Add an instruction. Run your evals. Did the pass rate go up, down, or stay flat? If it went up, the instruction is earning its place. If it stayed flat, you're adding cost and noise for nothing. If it went down, you just caught a bug in your context file before it shipped.

Strip out everything that doesn't move the needle. Keep only the high-signal, opinionated instructions, the ones that correct specific behaviours the agent wouldn't naturally get right on its own. You end up with a context file that is lean, validated, and actually working.

This is the workflow the ecosystem has been missing. Not "generate a context file and hope for the best." Not "delete your context files because a study said they don't help." Write context, measure it, cut what doesn't work, iterate.

Here’s an example of an ElevenLabs skill on the Tessl registry that shows review scores (validating how well a skill has been written against Anthropics best practices). Oh, there’s also suggestions of improvement to make the skill clearer to the agent, and increase activation.

Here’s another skill from Cisco with evals run, testing real-world scenarios, run by an LLM with and without the skill installed, showing a 1.79x improvement! And sharing where the context helped, made no difference, or hindered the agent. This allows us to improve, and make the context better!

Oh, you want to see more? Check out the pubnub suite of skills that have had evals run, and iterations of optimization, making them super valuable context that your agent should have to live without!

Still want to see more? Look for yourself on the Tessl registry!

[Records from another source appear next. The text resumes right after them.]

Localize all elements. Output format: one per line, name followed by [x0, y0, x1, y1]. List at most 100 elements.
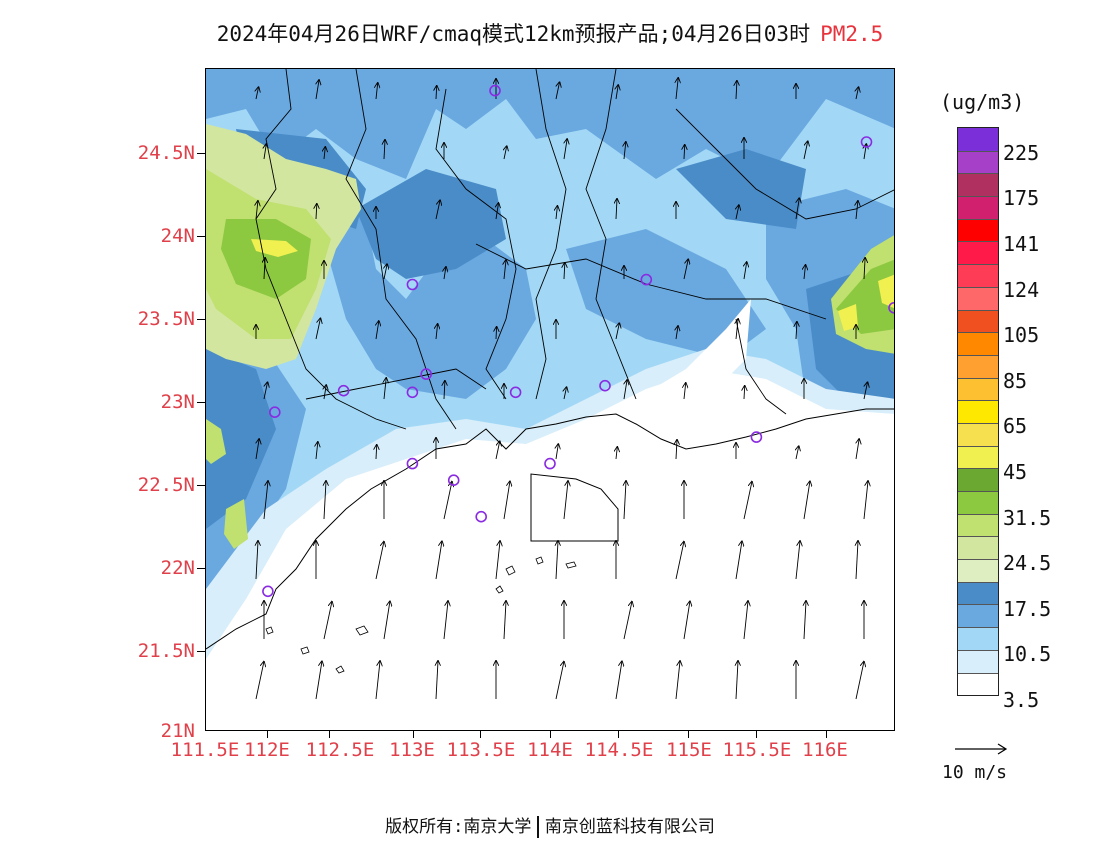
- wind-arrow: [384, 140, 385, 160]
- wind-arrow: [324, 481, 326, 520]
- wind-arrow: [435, 542, 442, 580]
- colorbar-swatch: [958, 649, 998, 673]
- lon-label: 114.5E: [584, 739, 654, 761]
- colorbar-swatch: [958, 468, 998, 491]
- lat-label: 23.5N: [137, 308, 195, 330]
- wind-arrow: [315, 662, 322, 700]
- wind-arrow: [556, 82, 560, 100]
- station-marker: [860, 136, 873, 148]
- colorbar-label: 45: [1003, 460, 1028, 484]
- wind-arrow: [436, 324, 438, 340]
- station-marker: [420, 368, 432, 380]
- wind-arrow: [504, 601, 506, 640]
- wind-arrow: [675, 542, 684, 580]
- colorbar-label: 225: [1003, 141, 1040, 165]
- colorbar-swatch: [958, 627, 998, 650]
- wind-arrow: [856, 541, 858, 580]
- wind-arrow: [564, 263, 565, 280]
- lon-label: 111.5E: [170, 739, 240, 761]
- colorbar-label: 24.5: [1003, 551, 1052, 575]
- admin-boundary: [675, 108, 894, 220]
- wind-arrow: [683, 259, 688, 280]
- colorbar-label: 3.5: [1003, 688, 1040, 712]
- wind-arrow: [856, 201, 858, 220]
- footer-separator: [537, 816, 539, 838]
- colorbar-label: 31.5: [1003, 506, 1052, 530]
- colorbar-label: 65: [1003, 414, 1028, 438]
- admin-boundary: [735, 318, 787, 415]
- colorbar-swatch: [958, 559, 998, 582]
- wind-arrow: [743, 601, 748, 640]
- wind-arrow: [495, 441, 500, 460]
- station-marker: [447, 474, 460, 487]
- lat-tick: [197, 236, 205, 237]
- wind-arrow: [555, 662, 564, 700]
- medium-blue-zone: [206, 149, 536, 399]
- dark-blue-zone: [676, 149, 806, 229]
- wind-arrow: [735, 542, 742, 580]
- station-marker: [406, 386, 419, 399]
- wind-arrow: [496, 327, 497, 340]
- copyright-company: 南京创蓝科技有限公司: [544, 817, 715, 837]
- colorbar-swatch: [958, 491, 998, 514]
- lat-tick: [197, 153, 205, 154]
- wind-reference-arrow-icon: [955, 743, 1008, 755]
- station-marker: [640, 273, 653, 286]
- wind-arrow: [323, 602, 332, 640]
- colorbar-swatch: [958, 536, 998, 560]
- wind-arrow: [616, 85, 618, 100]
- colorbar-swatch: [958, 332, 998, 355]
- wind-arrow: [504, 260, 506, 280]
- wind-arrow: [556, 541, 558, 580]
- station-marker: [269, 406, 281, 419]
- coastline: [206, 408, 894, 650]
- map-title: 2024年04月26日WRF/cmaq模式12km预报产品;04月26日03时 P…: [0, 18, 1100, 48]
- wind-arrow: [675, 661, 680, 700]
- wind-arrow: [256, 541, 258, 580]
- colorbar-label: 10.5: [1003, 642, 1052, 666]
- station-marker: [337, 384, 350, 397]
- colorbar-swatch: [958, 309, 998, 333]
- wind-arrow: [316, 204, 317, 220]
- wind-arrow: [795, 541, 800, 580]
- station-marker: [544, 457, 556, 470]
- wind-arrow: [384, 264, 387, 280]
- lon-label: 113.5E: [446, 739, 516, 761]
- lon-tick: [550, 731, 551, 738]
- colorbar-swatch: [958, 218, 998, 242]
- title-text: 2024年04月26日WRF/cmaq模式12km预报产品;04月26日03时: [216, 22, 811, 46]
- wind-arrow: [864, 382, 868, 400]
- wind-arrow: [796, 446, 799, 460]
- wind-arrow: [383, 602, 390, 640]
- wind-arrow: [264, 144, 266, 160]
- wind-arrow: [616, 323, 619, 340]
- station-marker: [888, 302, 894, 314]
- wind-arrow: [803, 141, 808, 160]
- station-marker: [406, 457, 419, 470]
- wind-arrow: [743, 482, 752, 520]
- lat-label: 24.5N: [137, 142, 195, 164]
- wind-arrow: [376, 321, 379, 340]
- wind-arrow: [316, 80, 319, 100]
- wind-arrow: [324, 385, 326, 400]
- wind-arrow: [683, 602, 690, 640]
- wind-arrow: [315, 319, 320, 340]
- station-marker: [489, 84, 501, 97]
- colorbar-unit: (ug/m3): [940, 90, 1025, 114]
- hong-kong-outline: [530, 473, 619, 542]
- copyright-footer: 版权所有:南京大学 南京创蓝科技有限公司: [0, 812, 1100, 838]
- low-concentration-zone: [636, 299, 751, 399]
- lat-tick: [197, 319, 205, 320]
- wind-arrow: [736, 319, 738, 340]
- wind-arrow: [684, 145, 685, 160]
- lon-tick: [329, 731, 330, 738]
- colorbar-swatch: [958, 422, 998, 446]
- admin-boundary: [435, 88, 517, 400]
- wind-arrow: [804, 601, 806, 640]
- wind-arrow: [796, 322, 797, 340]
- wind-arrow: [615, 662, 622, 700]
- lon-label: 115.5E: [722, 739, 792, 761]
- colorbar-swatch: [958, 286, 998, 310]
- lat-label: 24N: [160, 225, 195, 247]
- lon-tick: [756, 731, 757, 738]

The Right Conclusion From the Study

The study's finding that LLM-generated context files hurt performance makes complete sense through this lens. An auto-generated file is the worst of all worlds: it's full of information the agent could discover itself, it reflects no particular expertise about what the agent actually gets wrong in your codebase, and nobody validated any of it. Of course it underperforms.

But the answer isn't to abandon the practice. It's to bring the same discipline to context engineering that good developers bring to testing. Evals make that possible.

Don't delete your context files. Make sure they actually work. That should be a slam dunk for any developer who takes their AI tooling seriously.